Public records under the Rhode Island Access to Public Records Act (APRA) are accessible, but automated extraction may trigger legal scrutiny if it burdens systems or violates terms of service. Courts have not yet ruled on scraping’s legality under APRA, leaving interpretation to agency discretion. The 2026 Rhode Island Data Privacy Act (RIDPA) introduces additional constraints, requiring transparency in data collection practices for entities processing public records at scale.
Key Regulations for Scraping Public Data in Rhode Island
- Access to Public Records Act (APRA, R.I. Gen. Laws § 38-2-1 et seq.): Mandates public access to government records but does not explicitly address scraping. Agencies may deny requests if automated extraction disrupts operations or exceeds reasonable limits (e.g., rate throttling).

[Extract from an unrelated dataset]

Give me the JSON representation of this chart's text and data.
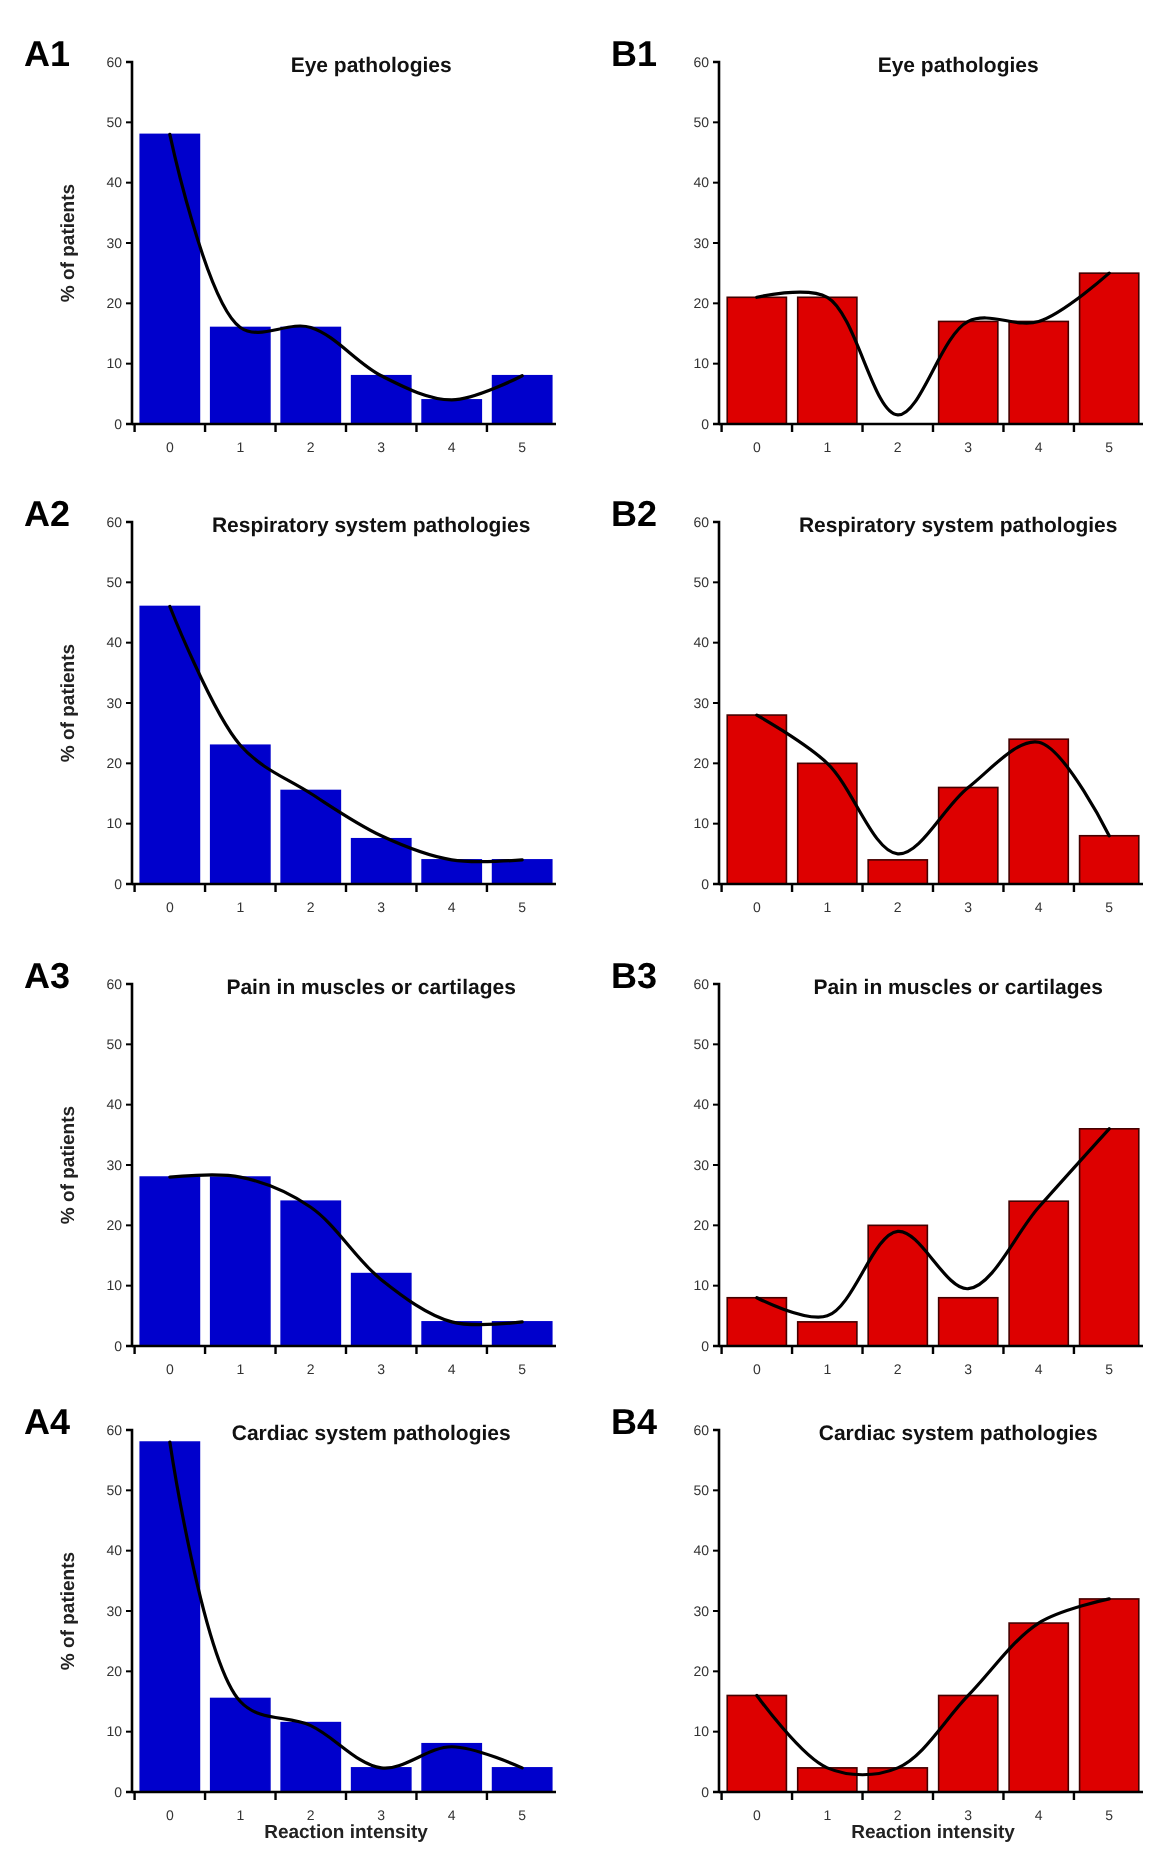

- Rhode Island Data Privacy Act (RIDPA, effective 2026): Imposes obligations on entities processing public data, including data minimization and consumer transparency. Scrapers must disclose collection purposes and provide opt-out mechanisms for personal data.
- Computer Crime Laws (R.I. Gen. Laws § 11-52-1 et seq.): Prohibits unauthorized access to computer systems. Scraping that circumvents technical safeguards (e.g., CAPTCHAs, IP bans) risks civil liability under the Rhode Island Computer Crime Act.
Practical Compliance Notes:
- Rate Limiting: Adhere to agency-imposed request limits to avoid claims of “burdensome” extraction under APRA.
- Terms of Service: Violating platform terms (e.g., LinkedIn v. hiQ Labs precedent) may trigger federal claims under the Computer Fraud and Abuse Act (CFAA).
- Personal Data: RIDPA’s 2026 enforcement requires redaction of personally identifiable information (PII) unless exempt under public record exceptions.